"I think something is wrong with Delta," Corny said. "About an hour ago, it started to act sluggish and uncoordinated, like what happened to Alpha when we pumped the oxygen out. It managed to drag itself up to the top of that mound before it collapsed and stopped moving. I thought it might have finally run out of juice, but the other X-Bots are still going strong. Something doesn't seem right."
"Maybe it's sick," Mason guessed. "It's part animal, right? Maybe it caught a virus or something."
"I wondered about that, so I checked with Johnny. He said it's possible, but he would have to examine it in the lab."
"Do you think we should wake up HotDamn?" Mason asked. The entrepreneur was now leader of the team in all but title.
"What could he do about it?" Corny bristled at the suggestion.
By the time HotDamn returned to the Bridge four hours later with drawn eyes and matted hair, another X-Bot had entered a torpor state and a third, this one in Johnny's lab, was showing signs of slowing down. Meanwhile, Delta hadn't stirred.
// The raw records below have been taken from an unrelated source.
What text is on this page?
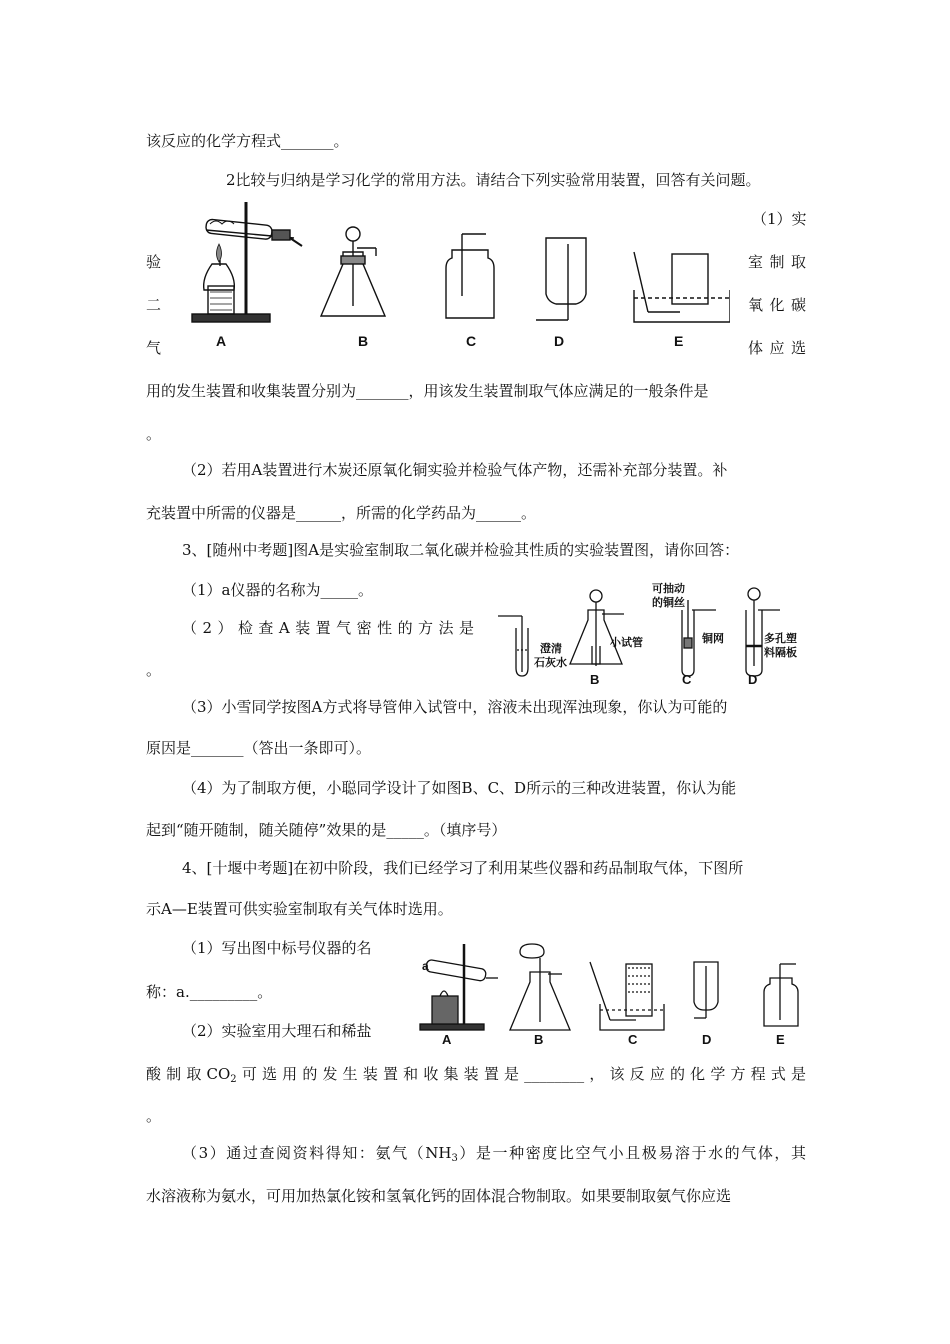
该反应的化学方程式_______。
2比较与归纳是学习化学的常用方法。请结合下列实验常用装置，回答有关问题。
（1）实
验	室制取
二	氧化碳
气	体应选
用的发生装置和收集装置分别为_______，用该发生装置制取气体应满足的一般条件是
。
（2）若用A装置进行木炭还原氧化铜实验并检验气体产物，还需补充部分装置。补
充装置中所需的仪器是______，所需的化学药品为______。
A	B	C	D	E
3、[随州中考题]图A是实验室制取二氧化碳并检验其性质的实验装置图，请你回答：
（1）a仪器的名称为_____。
（2）检查A装置气密性的方法是
。
（3）小雪同学按图A方式将导管伸入试管中，溶液未出现浑浊现象，你认为可能的
原因是_______（答出一条即可）。
（4）为了制取方便，小聪同学设计了如图B、C、D所示的三种改进装置，你认为能
起到“随开随制，随关随停”效果的是_____。（填序号）
澄清
石灰水
小试管
B
可抽动
的铜丝
铜网
C
多孔塑
料隔板
D
4、[十堰中考题]在初中阶段，我们已经学习了利用某些仪器和药品制取气体，下图所
示A—E装置可供实验室制取有关气体时选用。
（1）写出图中标号仪器的名
称：a._________。
（2）实验室用大理石和稀盐
酸制取$CO_2$可选用的发生装置和收集装置是________，该反应的化学方程式是
。
（3）通过查阅资料得知：氨气$(NH_3)$是一种密度比空气小且极易溶于水的气体，其
水溶液称为氨水，可用加热氯化铵和氢氧化钙的固体混合物制取。如果要制取氨气你应选
a
A	B	C	D	E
Around that time, the first reports of spiderbot torpor syndrome, or STS, started showing up on the Internet. By that evening, a substantial fraction had succumbed to it with numbers increasing by the hour. The condition followed the same course Corny had described: slowness and lack of coordination followed by progressive loss of leg function. With the last of its mobility, the spiderbot would seek out open ground. Within an hour or two, the eye would stop tracking and the paralysis would be complete. Best they could tell, STS had been triggered simultaneously around the globe.
Several dormant spiderbots were put to dissection, showing no response even when being sliced into. Biopsies were taken and examined with electron microscopes.
"This not case of simple paralysis," Johnny said. "Paralysis result from loss of executive function but organ tissue remain intact. This is catalytic breakdown at cellular level, maybe caused by release of digestive acid."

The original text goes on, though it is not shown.